子供の頃(今もそうかもしれないが)うちの実家にはいろいろな所からお中元やお歳暮が届いた。ほとんどが親父の仕事関係からのもので、中身もほとんどがビールか日本酒。子供にとってはどうでもいいものです。そりゃぁ今なら大喜びですけどね。

でも中には気を利かせて「奥さんや子供さんたちの口にも入るものを・・・」とカルピス詰め合わせやフルーツの缶詰の詰め合わせを贈ってくださる方がいらっしゃいました。親父が「こんなもん贈ってきやがって!」というのをわかっていて贈ってくださる。たいした人物でございます。


僕はこのフルーツ缶詰が好きでね。フルーツみつまめに始まり、みかん、パイナップル、洋梨、黄桃。シロップの汁まで飲んじゃうぐらいでした。特にパイナップルと黄桃が僕のお気に入り。黄桃のプルンとした表面のツヤやきれいな円を描くパイナップルの形に目を輝かせたものでございます。

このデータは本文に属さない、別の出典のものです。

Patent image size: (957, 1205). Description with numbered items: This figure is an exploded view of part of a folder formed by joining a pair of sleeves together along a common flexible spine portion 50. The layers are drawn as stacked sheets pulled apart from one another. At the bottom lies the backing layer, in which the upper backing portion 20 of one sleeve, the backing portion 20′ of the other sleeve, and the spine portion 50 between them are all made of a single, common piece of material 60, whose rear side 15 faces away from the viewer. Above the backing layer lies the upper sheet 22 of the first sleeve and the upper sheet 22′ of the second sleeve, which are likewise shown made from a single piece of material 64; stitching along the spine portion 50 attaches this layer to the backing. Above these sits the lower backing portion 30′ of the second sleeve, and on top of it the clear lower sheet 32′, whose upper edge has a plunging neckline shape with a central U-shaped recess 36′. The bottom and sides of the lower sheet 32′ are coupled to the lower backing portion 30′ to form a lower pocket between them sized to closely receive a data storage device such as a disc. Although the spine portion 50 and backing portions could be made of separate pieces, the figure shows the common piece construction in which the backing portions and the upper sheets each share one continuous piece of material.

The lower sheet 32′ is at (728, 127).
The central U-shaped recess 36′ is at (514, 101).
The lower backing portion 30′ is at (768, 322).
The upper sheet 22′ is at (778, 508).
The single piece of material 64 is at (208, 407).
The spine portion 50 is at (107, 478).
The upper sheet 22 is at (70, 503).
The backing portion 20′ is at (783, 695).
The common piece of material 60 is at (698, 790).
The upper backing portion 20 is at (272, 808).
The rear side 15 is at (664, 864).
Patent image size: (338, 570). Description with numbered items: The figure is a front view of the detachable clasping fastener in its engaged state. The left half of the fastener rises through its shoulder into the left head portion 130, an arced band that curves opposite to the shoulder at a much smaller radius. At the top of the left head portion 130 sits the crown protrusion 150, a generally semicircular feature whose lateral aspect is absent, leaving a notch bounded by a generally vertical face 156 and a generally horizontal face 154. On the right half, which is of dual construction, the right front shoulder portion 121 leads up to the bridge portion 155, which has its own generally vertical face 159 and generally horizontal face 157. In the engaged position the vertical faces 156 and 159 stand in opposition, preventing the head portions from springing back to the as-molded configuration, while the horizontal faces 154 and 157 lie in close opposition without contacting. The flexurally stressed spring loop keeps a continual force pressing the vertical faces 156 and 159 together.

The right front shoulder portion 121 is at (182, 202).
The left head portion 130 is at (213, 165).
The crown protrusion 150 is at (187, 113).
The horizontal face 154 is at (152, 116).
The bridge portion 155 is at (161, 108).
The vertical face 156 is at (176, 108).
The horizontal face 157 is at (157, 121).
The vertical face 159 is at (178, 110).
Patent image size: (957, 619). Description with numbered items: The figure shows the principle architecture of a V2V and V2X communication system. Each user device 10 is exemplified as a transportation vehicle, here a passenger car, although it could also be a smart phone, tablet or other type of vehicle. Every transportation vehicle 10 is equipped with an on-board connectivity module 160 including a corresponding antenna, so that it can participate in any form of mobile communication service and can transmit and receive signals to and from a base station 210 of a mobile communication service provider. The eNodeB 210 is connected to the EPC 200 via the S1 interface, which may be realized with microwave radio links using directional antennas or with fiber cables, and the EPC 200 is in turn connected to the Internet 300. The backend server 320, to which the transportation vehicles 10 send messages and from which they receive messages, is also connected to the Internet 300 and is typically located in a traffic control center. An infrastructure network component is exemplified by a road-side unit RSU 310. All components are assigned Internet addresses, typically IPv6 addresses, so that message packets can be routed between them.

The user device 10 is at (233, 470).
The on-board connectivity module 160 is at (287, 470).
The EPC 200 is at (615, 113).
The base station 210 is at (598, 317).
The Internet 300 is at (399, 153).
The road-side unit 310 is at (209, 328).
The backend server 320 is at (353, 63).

ただし、好きなときに食べられるものではございません。食べたいときに買ってきてくれるような親でもありませんでしたし、お中元やお歳暮で缶詰を贈ってくれる方もそう多くはありません。

後々に気付いた隠れた優先順位がございました。

3人兄弟でございます。

風邪をひいて学校を休んだ時などにコソーリと食べられるのですね。

他の兄弟にはナイショ。これが缶詰の味を更に高めてくれたのでございます。



先程100円均一のお店へ行きましたらですね、みかんや黄桃やパイナップルの缶詰が105円で売ってる訳ですよ。
「スゲー食いてぇ」と思ったのと同時に、たった105円で大きな缶詰が手に入ってしまう事になんだか少し寂しさも感じちゃったのね。